Milan Cortina, Olympics between streaming, clips and 'intermittent' audiences
TV remains central, but according to research by The Trade Desk and Appinio, the Games will increasingly be watched on digital
Television remains, but loses its monopoly. And the Winter Olympics, which are returning to Italy after twenty years - the last time was Turin 2006 - risk becoming above all this: the first major national sporting event experienced as a mosaic, made up of live broadcasts, clips, highlights, news, commentaries and delayed coverage. An Olympics that streams, bounces on Connected TV, breaks up and then reassembles itself in daily routines.
This is stated by a research by The Trade Desk, an adtech company, carried out with Appinio: a thermometer on seven markets (Italia, the United States, Canada, Australia, Japan, Hong Kong and South Korea) that gives precise indications. The viewer is shifting: less 'linear TV', more multiplatform viewing. In Australia, almost one in two respondents (47%) say they will follow the Games via streaming; in the United States it is 41%, in Canada 34%. Italia, often portrayed as conservative in front of the television set, is not standing still: 31% plan to rely on digital platforms to follow the competitions.

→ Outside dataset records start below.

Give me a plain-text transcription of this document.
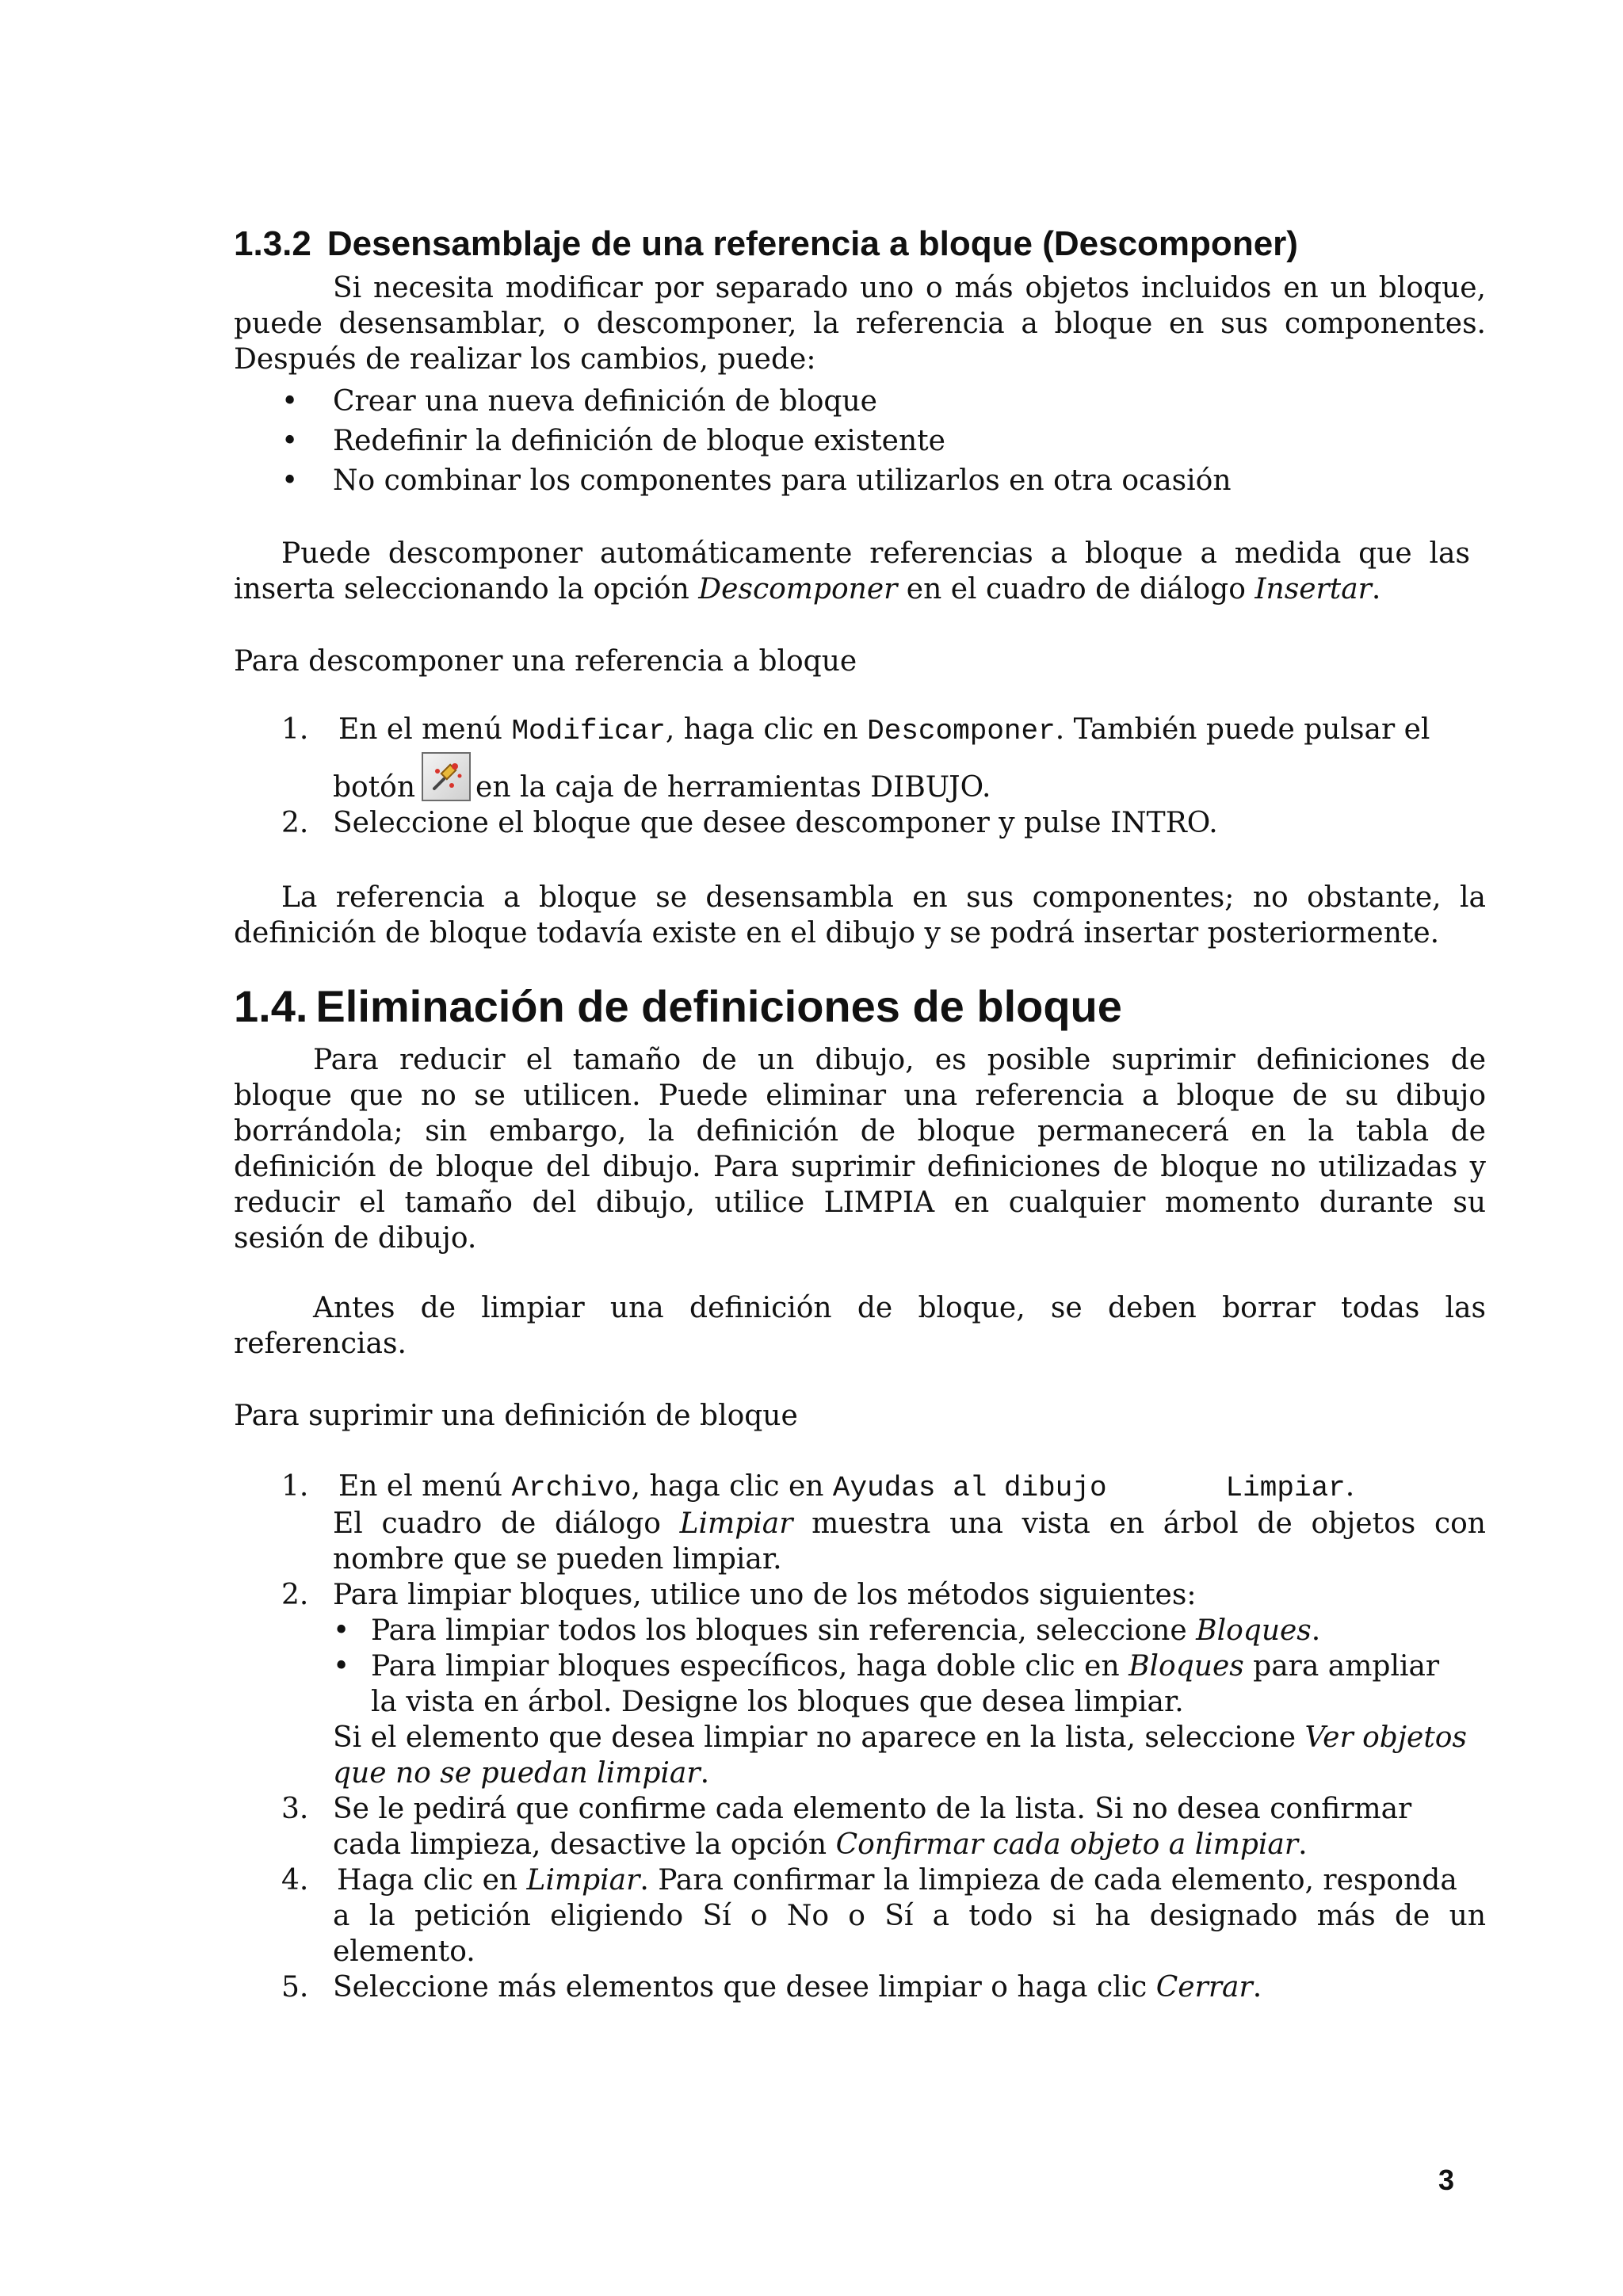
1.3.2 Desensamblaje de una referencia a bloque (Descomponer)

Si necesita modificar por separado uno o más objetos incluidos en un bloque,

puede desensamblar, o descomponer, la referencia a bloque en sus componentes.

Después de realizar los cambios, puede:

• Crear una nueva definición de bloque
• Redefinir la definición de bloque existente
• No combinar los componentes para utilizarlos en otra ocasión

Puede descomponer automáticamente referencias a bloque a medida que las

inserta seleccionando la opción Descomponer en el cuadro de diálogo Insertar.

Para descomponer una referencia a bloque

1. En el menú Modificar, haga clic en Descomponer. También puede pulsar el
botón en la caja de herramientas DIBUJO.
2. Seleccione el bloque que desee descomponer y pulse INTRO.

La referencia a bloque se desensambla en sus componentes; no obstante, la

definición de bloque todavía existe en el dibujo y se podrá insertar posteriormente.

1.4. Eliminación de definiciones de bloque

Para reducir el tamaño de un dibujo, es posible suprimir definiciones de

bloque que no se utilicen. Puede eliminar una referencia a bloque de su dibujo

borrándola; sin embargo, la definición de bloque permanecerá en la tabla de

definición de bloque del dibujo. Para suprimir definiciones de bloque no utilizadas y

reducir el tamaño del dibujo, utilice LIMPIA en cualquier momento durante su

sesión de dibujo.

Antes de limpiar una definición de bloque, se deben borrar todas las

referencias.

Para suprimir una definición de bloque

1. En el menú Archivo, haga clic en Ayudas al dibujo	Limpiar.
El cuadro de diálogo Limpiar muestra una vista en árbol de objetos con
nombre que se pueden limpiar.
2. Para limpiar bloques, utilice uno de los métodos siguientes:
• Para limpiar todos los bloques sin referencia, seleccione Bloques.
• Para limpiar bloques específicos, haga doble clic en Bloques para ampliar
la vista en árbol. Designe los bloques que desea limpiar.
Si el elemento que desea limpiar no aparece en la lista, seleccione Ver objetos
que no se puedan limpiar.
3. Se le pedirá que confirme cada elemento de la lista. Si no desea confirmar
cada limpieza, desactive la opción Confirmar cada objeto a limpiar.
4. Haga clic en Limpiar. Para confirmar la limpieza de cada elemento, responda
a la petición eligiendo Sí o No o Sí a todo si ha designado más de un
elemento.
5. Seleccione más elementos que desee limpiar o haga clic Cerrar.
3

Of course, expectations are high: 73% of Italians say they want to follow Milan Cortina 2026 and 72% plan to watch the races live. The news is not that live coverage is dying: it is that it is no longer enough. Because the Olympic experience, by now, continues after the finish line and often begins before the start, among previews, stories, summaries, thirty-second clips that act as a hook and a memory. According to the study, 49 per cent of Italians watch highlights and clips, 41 per cent catch up with sports news; then come forums and online discussions (23 per cent) and even deferred coverage (15 per cent). It is a staggered loyalty, an intermittent presence that does not reduce interest: it distributes it.
There is also a 'national' component to all this. 70% of Italians say they are more inclined to follow the Games because they are hosted in their own country. And 33% go beyond the screen: they are interested in watching the competitions live.
But what will people be watching? According to the survey results, downhill skiing is the sport most eagerly awaited by Italians (33%), followed by cross-country skiing (32%) and skating (30%). The ice disciplines travel side by side, each at 30%. Then there is the long tail of the 'almost-niches' that suddenly become popular because the Olympics acts as a giant amplifier: ski jumping (29%), bobsleighing and snowboarding (25%), luge (23%), freestyle (22%), ice hockey (21%). The research notes a detail that explains everything: many Italians do not regularly follow these disciplines outside the Olympic years. The Games are, for them, a concentrated and unrepeatable occasion.